National frameworks to address hate crime in Slovenia

This page provides information on the national frameworks to address hate crime in Slovenia. The information provided here should be viewed alongside data presented on Slovenia's hate crime report page.

Hate crime recording and data collection

Slovenian police record data on certain types of criminal offence, notably the offences of public incitement to hatred, violence or intolerance (article 297 of the Criminal Code), in accordance with criminalistics designations that are broken down by bias motivations. An individual criminal offence could be tied to one or more criminalistics designations, and in some cases one criminal offence may be placed into two or more categories. Police share hate crime data with civil society organizations based on a co-operation agreement.

The Supreme State Prosecutor's Office (SSPO) is responsible for collecting prosecutorial data, but the data are not disaggregated by bias motivation.
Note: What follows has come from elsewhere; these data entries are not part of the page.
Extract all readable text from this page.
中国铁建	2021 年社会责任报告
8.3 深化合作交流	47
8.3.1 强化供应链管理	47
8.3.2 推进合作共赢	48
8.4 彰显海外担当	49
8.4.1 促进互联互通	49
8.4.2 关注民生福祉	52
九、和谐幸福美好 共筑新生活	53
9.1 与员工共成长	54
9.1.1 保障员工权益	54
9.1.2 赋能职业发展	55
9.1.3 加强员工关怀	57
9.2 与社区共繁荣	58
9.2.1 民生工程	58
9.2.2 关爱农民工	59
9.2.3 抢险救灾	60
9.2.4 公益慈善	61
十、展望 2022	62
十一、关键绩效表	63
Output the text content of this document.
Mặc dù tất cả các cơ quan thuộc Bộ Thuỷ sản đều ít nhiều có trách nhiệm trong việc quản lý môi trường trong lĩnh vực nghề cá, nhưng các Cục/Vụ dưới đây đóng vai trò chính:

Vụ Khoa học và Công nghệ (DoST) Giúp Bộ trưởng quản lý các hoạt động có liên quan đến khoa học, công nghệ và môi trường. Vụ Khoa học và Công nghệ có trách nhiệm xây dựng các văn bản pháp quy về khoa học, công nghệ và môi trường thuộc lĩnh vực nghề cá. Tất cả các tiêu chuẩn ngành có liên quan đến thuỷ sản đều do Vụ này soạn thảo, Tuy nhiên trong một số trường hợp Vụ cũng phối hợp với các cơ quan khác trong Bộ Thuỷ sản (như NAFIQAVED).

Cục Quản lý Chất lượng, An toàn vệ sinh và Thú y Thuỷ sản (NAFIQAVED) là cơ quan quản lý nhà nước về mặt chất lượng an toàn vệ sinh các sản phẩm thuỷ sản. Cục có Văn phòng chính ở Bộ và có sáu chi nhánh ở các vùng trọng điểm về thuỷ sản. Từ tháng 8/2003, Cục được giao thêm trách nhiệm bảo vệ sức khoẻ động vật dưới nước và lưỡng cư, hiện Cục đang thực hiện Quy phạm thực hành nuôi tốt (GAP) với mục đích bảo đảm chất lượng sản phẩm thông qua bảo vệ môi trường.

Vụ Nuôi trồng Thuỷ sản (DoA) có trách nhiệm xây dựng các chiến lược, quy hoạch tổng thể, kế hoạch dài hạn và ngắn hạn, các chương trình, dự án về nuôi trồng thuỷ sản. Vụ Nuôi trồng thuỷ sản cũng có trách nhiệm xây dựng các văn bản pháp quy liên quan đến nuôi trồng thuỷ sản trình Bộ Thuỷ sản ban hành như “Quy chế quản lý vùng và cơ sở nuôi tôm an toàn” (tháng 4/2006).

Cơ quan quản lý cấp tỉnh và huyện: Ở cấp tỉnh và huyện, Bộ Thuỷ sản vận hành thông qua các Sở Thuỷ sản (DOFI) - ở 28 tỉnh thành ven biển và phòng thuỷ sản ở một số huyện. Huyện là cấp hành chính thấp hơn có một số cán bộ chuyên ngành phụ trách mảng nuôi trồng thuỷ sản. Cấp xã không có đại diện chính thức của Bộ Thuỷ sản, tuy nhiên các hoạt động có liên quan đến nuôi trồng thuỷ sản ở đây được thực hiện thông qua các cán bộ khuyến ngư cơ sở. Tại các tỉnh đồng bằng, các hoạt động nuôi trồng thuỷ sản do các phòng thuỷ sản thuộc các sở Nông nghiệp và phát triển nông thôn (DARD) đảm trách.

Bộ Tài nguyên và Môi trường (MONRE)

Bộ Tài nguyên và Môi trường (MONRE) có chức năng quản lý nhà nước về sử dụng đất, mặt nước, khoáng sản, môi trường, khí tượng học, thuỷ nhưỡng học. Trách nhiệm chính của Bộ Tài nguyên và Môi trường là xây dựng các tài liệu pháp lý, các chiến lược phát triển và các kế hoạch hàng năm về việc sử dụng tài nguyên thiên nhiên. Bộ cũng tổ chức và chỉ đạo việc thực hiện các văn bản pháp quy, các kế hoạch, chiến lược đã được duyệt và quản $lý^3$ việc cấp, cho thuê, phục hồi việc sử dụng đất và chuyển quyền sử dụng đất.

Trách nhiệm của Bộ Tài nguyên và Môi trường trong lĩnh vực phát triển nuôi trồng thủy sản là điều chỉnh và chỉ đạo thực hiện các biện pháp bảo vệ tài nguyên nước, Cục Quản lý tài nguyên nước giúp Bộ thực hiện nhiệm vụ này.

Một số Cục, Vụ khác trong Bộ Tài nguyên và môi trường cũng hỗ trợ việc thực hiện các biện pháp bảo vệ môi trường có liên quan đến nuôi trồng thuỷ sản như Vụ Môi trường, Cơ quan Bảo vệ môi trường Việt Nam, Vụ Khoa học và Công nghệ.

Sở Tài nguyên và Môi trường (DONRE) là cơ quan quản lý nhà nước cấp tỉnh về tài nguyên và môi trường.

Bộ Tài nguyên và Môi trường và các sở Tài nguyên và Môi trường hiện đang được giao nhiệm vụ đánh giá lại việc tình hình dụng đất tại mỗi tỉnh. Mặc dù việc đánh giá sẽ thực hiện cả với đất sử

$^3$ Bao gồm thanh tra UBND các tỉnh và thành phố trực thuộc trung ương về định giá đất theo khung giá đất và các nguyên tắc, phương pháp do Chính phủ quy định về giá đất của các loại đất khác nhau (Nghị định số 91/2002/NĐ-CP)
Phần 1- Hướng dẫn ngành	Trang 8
A special SSPO working group of prosecutors provides expertise on the criminal offence of public incitement to hatred, violence or intolerance, with the aim of unifying prosecutorial practice and building the capacity of prosecutors to handle such offences. The working group has also dealt with recording (marking the case files) and monitoring hate-motivated criminal offences. The case files of such criminal offences are not defined by the personal characteristics of the victim, and can only be marked as motivated by hate.

Following a decree issued by the Prosecutor General in 2020, hate crime cases must be marked as such in accordance with the SSPO working group's hate crime definition: "Hate crime is an offence committed because of hatred against another person, based on victim's nationality, race, religion or ethnic origin, sex, skin colour, origin, social status, disability or sexual orientation." When the case is initially opened, a special flag is applied by the head of the Prosecutor's office. A more detailed policy or guidance document does not exist.

No specific hate crime monitoring mechanism is in place. An annual report on the performance of the Prosecutor's Office provides murder statistics and developments related to the criminal offence of public incitement to hatred, violence or intolerance. The prosecution co-operates with the police on hate crime data collection.

The Slovenian judiciary does not collect data on the motives of criminal offences.

Hate crime victim support

Slovenia offers hate crime victim support as part of its general victim support scheme. According to criminal procedures, all crime victims receive the same treatment.

Support and counselling for crime victims are provided by Social Work Centres. In addition, a special victim support service was established within the District court of Ljubljana. The service is tasked with ensuring that victims are treated with respect. Some support services are provided by civil society organizations (CSOs), which offer free legal, financial, and psychosocial assistance to crime victims. Some CSOs have branch offices in major cities, and some are only present in the capital. Their work is carried out by both employees and volunteers, and financed both by the State budget and private funds. There is a network of public authorities, CSOs and support services dedicated to victims of domestic violence. However, there are no specialized support services for victims of hate crime. Support service providers occasionally undertake training courses on subjects related to hate crime.

There is a mandatory individual needs assessment (INA) procedure in place, which includes information on a potential bias motivation. The INA is conducted by a police officer or a public prosecutor using a specific INA form. Social Work Centres may be consulted on the process of an INA. The assessment is updated accordingly in case its elements change significantly. The principles of sensitive and respectful treatment are regulated by the law on police. Police co-operation with local authorities, CSOs and victim support services is maintained via meetings and regular data sharing. In some cases, such co-operation is formalized by memoranda of understanding. Police also receive referrals from the relevant institutions.

During different stages of the criminal procedure, the police offer victims psychological and physical assistance or refer them to the relevant authorities or CSO support providers. The following special protective measures may be put in place: interviewing by the same person or a person of the same gender; giving testimony with the assistance of an expert; the use of audio-visual equipment; adapted premises for interviewing; the use of a screen during proceedings; and exclusion of the public from the main proceedings. Victims of violent crimes, including hate crimes, may be accompanied by a person of their choice during proceedings. Victims are entitled to information about the detention or release of the perpetrator.

Victims can claim compensation. Social Work Centres may participate in criminal procedures and be actively involved in the settlement procedure. The public prosecutor may defer the prosecution of a criminal offence if the perpetrator pays a contribution to a public institution, compensation fund for victims or to a CSO.